Che poi a seguito di questo viaggio sia nato io mi può fare solo piacere. Detto tra noi, quel viaggio le ha rimesso un po’ la testa a posto sull’ordine da dare alle cose della vita… speriamo che continui così, perché sa bene che è il solo modo per continuare ad avere rispetto per se stessa e quindi per gli altri. E poi, egoisticamente… vorrei veder finita la trilogia a cui sta lavorando, visto pure che a questo fine ha un po’ rimaneggiato “Fuoco Che Danza”. (guarda l’orologio e fa una smorfia di disappunto) Mi spiace… devo lasciarti… il dovere mi chiama. (con eleganza e delicatezza prende la mano dell’intervistatrice e accenna un baciamano) Grazie per esserti interessata a me. Pilamaya e che Wakan Tanka, il Grande Spirito, ti mostri sempre il sentiero giusto da seguire.

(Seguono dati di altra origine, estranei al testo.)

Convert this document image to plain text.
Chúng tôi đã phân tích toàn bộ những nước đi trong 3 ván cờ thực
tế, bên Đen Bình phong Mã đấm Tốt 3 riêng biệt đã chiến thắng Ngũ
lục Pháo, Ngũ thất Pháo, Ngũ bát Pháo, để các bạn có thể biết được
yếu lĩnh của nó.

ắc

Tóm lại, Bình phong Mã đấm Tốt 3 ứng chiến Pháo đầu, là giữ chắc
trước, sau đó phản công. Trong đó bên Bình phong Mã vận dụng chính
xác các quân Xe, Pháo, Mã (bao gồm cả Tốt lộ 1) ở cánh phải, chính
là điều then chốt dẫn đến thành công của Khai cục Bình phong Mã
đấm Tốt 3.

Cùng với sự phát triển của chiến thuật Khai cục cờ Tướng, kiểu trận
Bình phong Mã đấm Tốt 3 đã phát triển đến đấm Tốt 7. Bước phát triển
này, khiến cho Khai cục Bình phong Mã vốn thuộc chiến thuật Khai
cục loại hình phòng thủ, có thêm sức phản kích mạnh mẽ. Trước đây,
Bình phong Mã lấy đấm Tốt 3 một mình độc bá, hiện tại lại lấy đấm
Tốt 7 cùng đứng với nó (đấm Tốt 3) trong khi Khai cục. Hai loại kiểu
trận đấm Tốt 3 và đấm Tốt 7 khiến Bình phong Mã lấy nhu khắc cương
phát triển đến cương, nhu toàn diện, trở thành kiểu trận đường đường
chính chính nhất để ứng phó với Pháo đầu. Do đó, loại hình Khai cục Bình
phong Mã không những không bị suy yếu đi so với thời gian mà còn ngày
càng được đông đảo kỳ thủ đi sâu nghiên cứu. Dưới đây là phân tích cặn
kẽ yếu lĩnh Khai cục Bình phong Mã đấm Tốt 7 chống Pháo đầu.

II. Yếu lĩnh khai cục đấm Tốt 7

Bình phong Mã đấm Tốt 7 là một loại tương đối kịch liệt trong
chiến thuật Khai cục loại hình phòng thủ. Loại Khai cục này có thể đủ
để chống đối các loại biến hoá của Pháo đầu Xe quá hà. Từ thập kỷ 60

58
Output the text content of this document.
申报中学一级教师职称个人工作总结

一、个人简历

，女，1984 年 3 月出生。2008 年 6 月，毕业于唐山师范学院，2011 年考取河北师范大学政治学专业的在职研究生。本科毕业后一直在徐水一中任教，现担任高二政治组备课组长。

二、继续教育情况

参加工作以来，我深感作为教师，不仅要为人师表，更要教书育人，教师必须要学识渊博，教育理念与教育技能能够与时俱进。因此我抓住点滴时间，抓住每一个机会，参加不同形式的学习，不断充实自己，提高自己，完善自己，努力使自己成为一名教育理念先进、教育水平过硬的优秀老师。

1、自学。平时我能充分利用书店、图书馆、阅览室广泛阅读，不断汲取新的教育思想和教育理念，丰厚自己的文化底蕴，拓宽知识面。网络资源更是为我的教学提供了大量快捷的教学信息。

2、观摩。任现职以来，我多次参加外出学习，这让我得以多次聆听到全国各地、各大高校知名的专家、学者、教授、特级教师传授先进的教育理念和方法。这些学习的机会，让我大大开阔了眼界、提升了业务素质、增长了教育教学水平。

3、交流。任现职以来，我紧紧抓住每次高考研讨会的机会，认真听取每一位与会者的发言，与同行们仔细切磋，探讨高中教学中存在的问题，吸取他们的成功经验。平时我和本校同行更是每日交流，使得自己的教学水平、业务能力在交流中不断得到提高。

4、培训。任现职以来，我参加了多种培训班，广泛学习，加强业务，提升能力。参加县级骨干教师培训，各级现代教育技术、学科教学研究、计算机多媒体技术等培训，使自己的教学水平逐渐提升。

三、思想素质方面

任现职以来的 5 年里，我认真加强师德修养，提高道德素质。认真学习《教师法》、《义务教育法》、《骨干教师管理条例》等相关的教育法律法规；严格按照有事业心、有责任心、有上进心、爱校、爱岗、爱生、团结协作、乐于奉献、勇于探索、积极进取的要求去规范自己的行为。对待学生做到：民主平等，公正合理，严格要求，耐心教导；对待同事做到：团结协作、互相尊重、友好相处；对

Ringrazio Anna Maria per questa intervista e auguro grande successo alla sua ultima "fatica letteraria"!

FUOCO CHE DANZA
Pi'ta Naku Owaci

di Anna Maria Funari
Montecovello Editrice

Trama
Non sempre le scelte di vita si dimostrano facili. Per Shawnee Lee Jackson, giovane avvocato Sioux, lo sono ancor meno anche a causa del suo carattere poco accondiscendente e cui, in cambio di una sfavillante carriera, si chiede di rinunciare a tutto ciò a cui è più legato e che rappresenta il suo mondo, la sua cultura d’origine e i suoi principi morali.
Davanti a questa prospettiva, Shawnee decide di prendere tempo per poter trovare la risposta seguendo le antiche tradizioni, attraverso la ricerca della “visione” che, per il suo Popolo, rappresenta il destino del guerriero che la invoca.
Sarà con l’aiuto del padre che intraprenderà un difficile cammino, non solo in senso fisico, e cogliendo i segni che gli vengono dall’ambiente che lo circonda, riuscirà a trovare i responsi che cercava e decidere in piena serenità d’animo quale via percorrere.

L'Autore
Nata a Piacenza, il 10 maggio 1961, di origini marchigiane e romana di adozione. Diplomata in Ragioneria, fin dai tempi della scuola i numeri non sono esattamente il suo mondo. Comincia, nel 1985, a scrivere piccoli racconti e a partecipare ai concorsi letterari, cogliendo qualche primo, timido riscontro nel 1997 quando il racconto “Una notte per capire” viene premiato al Concorso Nazionale di Narrativa “Spazio Donna”. Dal 1987 lavora per quello che è l’attuale Ministero delle politiche agricole alimentari e forestali occupandosi, in tempi recenti, anche di attività culturali. E’ sua e di Alba Gnazi l’idea dell’iniziativa “Nuovi Autori nel Cuore di Roma”, il cui scopo è quello di dare visibilità agli autori esordienti e/o emergenti del panorama letterario italiano. Per un breve periodo ha collaborato con “L’Ortica”, periodico del litorale nord di Roma; poi la sua attenzione si concentra, oltre che sul lavoro, sui suoi scritti. Attualmente collabora con il periodico online “Roma Capitale Magazine”. Un’esperienza fatta nel 1996, durante un viaggio negli Stati Uniti, quando ha la fortuna di vivere da vicino il mondo un po’ magico dei Nativi d’America, le consente di approfondire la conoscenza delle tradizioni e della cultura di questo popolo, acquisita leggendo testi relativi alla loro storia e le biografie di alcuni grandi Capi. Nel 2010 arriva finalmente la pubblicazione de “L’isola dei graziati”, concepito nella sua trama grezza nel 1998, che aveva già trovato il suo primo riscontro solo nel 2003, risultando segnalato al concorso “Jacques Prevert”, ma sarà solo nel 2008 che vedrà la stesura definitiva e la proposta in lettura a varie case editrici, tra cui la Linee Infinite che lo ha pubblicato.
Nel 2012 ha pubblicato "Fuoco che danza - Pi'ta naku owaci" con Montecovello Editrice.